Deutlich entspannter als zu Beginn des Gesprächs platzte ein »Samstag! Mittagessen im Hause Funke – hört sich gut an« aus mir heraus.
***
Drei Tage später stellte ich mein Fahrrad vor Willis Haustür ab und klingelte.
»So kenne ich meinen Nick, pünktlich auf die Minute«, begrüßte mich Doris und schloss mich in die Arme.
»Hallo Doris«, sagte ich und streckte meine Nase in den Hausflur, »das riecht ja wieder köstlich. Ich hab mich schon den ganzen Tag auf deine Kochkünste gefreut.«
»Na, dann komm rein, mein Junge. Wir können gleich essen.«
Ich schlenderte ins Esszimmer und Doris ging in die Küche. Willi saß bereits am Tisch und las in der Tageszeitung.

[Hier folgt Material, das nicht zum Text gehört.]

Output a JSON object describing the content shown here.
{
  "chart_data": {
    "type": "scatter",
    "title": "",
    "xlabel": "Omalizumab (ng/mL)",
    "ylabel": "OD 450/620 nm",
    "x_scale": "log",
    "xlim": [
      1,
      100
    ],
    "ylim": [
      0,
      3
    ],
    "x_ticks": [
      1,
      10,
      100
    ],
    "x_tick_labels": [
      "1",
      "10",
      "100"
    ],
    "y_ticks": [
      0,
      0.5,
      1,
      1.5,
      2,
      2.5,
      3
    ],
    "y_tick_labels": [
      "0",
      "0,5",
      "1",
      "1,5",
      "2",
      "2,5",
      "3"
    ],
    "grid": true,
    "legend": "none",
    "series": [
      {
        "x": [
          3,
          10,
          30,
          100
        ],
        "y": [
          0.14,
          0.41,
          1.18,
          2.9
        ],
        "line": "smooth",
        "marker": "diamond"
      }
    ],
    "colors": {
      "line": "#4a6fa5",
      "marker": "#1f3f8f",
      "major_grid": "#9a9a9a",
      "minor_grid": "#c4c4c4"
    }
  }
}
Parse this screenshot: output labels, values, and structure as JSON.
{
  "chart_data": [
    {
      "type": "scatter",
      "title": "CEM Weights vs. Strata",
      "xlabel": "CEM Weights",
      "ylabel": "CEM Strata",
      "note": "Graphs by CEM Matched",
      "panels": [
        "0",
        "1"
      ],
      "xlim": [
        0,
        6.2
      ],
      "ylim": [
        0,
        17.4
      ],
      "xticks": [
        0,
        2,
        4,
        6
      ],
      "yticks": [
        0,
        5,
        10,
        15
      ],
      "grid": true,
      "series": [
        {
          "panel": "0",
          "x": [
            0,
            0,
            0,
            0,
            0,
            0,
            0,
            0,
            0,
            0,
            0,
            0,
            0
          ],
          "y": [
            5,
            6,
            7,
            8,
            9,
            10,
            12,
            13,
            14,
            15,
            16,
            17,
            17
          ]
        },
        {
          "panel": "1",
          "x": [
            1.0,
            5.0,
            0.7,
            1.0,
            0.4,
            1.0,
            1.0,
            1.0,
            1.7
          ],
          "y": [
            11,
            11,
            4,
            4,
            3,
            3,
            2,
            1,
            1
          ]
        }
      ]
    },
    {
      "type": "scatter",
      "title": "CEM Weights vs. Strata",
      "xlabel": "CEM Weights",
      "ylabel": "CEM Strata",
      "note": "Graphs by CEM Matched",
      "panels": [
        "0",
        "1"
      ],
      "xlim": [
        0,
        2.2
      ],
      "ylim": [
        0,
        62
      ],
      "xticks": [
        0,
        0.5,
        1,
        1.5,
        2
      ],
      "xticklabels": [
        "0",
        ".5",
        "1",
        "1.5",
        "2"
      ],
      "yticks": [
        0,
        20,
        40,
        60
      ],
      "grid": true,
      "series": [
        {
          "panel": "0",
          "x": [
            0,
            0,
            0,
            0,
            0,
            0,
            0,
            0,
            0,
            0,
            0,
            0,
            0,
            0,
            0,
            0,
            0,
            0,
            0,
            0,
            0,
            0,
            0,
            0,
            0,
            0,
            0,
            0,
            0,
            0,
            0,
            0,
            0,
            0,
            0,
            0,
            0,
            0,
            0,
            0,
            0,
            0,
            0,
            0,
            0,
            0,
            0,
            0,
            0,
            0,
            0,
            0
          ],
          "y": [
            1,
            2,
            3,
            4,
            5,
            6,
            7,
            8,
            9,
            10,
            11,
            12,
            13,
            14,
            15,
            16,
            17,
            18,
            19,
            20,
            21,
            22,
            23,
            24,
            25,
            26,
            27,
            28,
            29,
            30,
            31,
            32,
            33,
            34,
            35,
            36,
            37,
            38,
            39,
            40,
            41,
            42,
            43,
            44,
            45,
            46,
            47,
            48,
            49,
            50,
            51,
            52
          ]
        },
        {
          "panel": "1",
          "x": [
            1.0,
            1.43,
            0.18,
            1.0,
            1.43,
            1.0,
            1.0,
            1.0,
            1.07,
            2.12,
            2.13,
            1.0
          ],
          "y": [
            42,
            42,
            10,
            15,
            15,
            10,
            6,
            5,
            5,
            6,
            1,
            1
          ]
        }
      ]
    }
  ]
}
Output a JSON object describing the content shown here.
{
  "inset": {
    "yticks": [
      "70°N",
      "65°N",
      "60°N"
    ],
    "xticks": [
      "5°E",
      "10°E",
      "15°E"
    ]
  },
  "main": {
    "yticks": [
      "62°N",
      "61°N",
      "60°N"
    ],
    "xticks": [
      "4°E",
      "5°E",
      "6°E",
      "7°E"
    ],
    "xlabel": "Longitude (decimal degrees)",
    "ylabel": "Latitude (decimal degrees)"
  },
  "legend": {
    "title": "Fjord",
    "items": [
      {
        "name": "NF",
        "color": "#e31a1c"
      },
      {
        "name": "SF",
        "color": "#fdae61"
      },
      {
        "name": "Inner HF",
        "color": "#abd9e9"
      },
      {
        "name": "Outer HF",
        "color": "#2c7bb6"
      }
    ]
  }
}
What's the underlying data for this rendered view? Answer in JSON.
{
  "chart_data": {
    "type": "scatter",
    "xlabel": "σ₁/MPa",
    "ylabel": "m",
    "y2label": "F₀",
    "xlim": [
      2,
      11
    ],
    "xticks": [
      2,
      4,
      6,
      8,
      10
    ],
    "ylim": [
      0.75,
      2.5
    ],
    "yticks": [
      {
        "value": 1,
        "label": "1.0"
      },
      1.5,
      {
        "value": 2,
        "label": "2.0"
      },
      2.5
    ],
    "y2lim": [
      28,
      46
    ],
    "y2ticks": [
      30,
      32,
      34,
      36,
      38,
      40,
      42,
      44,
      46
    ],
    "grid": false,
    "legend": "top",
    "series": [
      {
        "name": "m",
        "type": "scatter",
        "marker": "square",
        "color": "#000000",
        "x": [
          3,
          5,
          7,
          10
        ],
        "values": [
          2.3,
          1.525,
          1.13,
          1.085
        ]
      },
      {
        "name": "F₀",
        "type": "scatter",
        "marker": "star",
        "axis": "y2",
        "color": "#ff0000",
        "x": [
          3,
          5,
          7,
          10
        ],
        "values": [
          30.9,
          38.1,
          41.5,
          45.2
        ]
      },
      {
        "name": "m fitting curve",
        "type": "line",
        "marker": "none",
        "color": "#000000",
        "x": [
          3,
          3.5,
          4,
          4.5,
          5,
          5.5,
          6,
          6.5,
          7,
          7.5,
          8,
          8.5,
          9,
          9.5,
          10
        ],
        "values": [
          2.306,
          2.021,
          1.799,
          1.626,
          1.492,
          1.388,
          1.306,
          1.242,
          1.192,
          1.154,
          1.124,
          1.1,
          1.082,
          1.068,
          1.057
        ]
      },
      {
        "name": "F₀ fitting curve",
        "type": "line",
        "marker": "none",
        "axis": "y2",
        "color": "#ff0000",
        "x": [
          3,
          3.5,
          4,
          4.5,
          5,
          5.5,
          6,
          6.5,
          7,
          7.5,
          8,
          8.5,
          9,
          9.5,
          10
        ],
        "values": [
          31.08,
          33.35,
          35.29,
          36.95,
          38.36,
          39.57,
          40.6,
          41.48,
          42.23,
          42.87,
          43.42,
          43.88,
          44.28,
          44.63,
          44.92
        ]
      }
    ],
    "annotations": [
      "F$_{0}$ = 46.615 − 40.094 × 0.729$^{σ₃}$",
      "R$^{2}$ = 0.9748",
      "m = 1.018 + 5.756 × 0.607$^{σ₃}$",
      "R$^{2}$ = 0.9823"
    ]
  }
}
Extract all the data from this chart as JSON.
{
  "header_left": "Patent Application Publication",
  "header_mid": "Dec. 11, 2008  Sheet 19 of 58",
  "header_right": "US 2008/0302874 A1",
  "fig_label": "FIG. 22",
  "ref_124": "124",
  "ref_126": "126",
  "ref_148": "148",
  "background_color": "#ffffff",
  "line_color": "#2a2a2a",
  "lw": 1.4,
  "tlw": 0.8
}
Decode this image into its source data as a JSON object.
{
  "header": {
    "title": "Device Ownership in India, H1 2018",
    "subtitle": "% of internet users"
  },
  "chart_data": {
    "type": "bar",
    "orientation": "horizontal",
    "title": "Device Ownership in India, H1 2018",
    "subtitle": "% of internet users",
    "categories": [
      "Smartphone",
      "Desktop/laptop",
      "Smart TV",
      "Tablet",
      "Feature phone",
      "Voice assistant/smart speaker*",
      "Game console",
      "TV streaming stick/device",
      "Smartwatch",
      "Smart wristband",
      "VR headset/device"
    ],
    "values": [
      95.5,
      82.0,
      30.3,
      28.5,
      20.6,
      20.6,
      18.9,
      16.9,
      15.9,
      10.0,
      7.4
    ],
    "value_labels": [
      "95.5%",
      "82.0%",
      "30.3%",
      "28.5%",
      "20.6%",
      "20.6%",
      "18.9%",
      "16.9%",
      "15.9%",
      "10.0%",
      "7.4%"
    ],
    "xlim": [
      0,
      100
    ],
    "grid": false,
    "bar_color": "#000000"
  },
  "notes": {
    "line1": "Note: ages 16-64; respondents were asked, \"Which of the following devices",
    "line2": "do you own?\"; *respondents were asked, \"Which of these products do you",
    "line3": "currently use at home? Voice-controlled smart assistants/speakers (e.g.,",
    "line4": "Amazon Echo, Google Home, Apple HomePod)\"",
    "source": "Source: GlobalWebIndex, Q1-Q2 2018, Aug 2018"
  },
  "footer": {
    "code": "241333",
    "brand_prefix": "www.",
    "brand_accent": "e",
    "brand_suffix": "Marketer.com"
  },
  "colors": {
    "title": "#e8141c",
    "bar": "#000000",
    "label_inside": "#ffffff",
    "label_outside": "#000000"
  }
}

»Da bist du ja endlich«, sagte er, sah von der Zeitung auf, faltete sie zusammen und legte sie auf den Tisch, dabei sah er mich an. »Lass uns schnell essen, dann können wir in mein Arbeitszimmer gehen und reden.«
»Von wegen schnell essen! Ich habe den ganzen Vormittag in der Küche verbracht und ihr werdet euch unterstehen, alles runterzuschlingen«, protestierte Doris und betrat mit einer Suppenterrine in den Händen das Zimmer.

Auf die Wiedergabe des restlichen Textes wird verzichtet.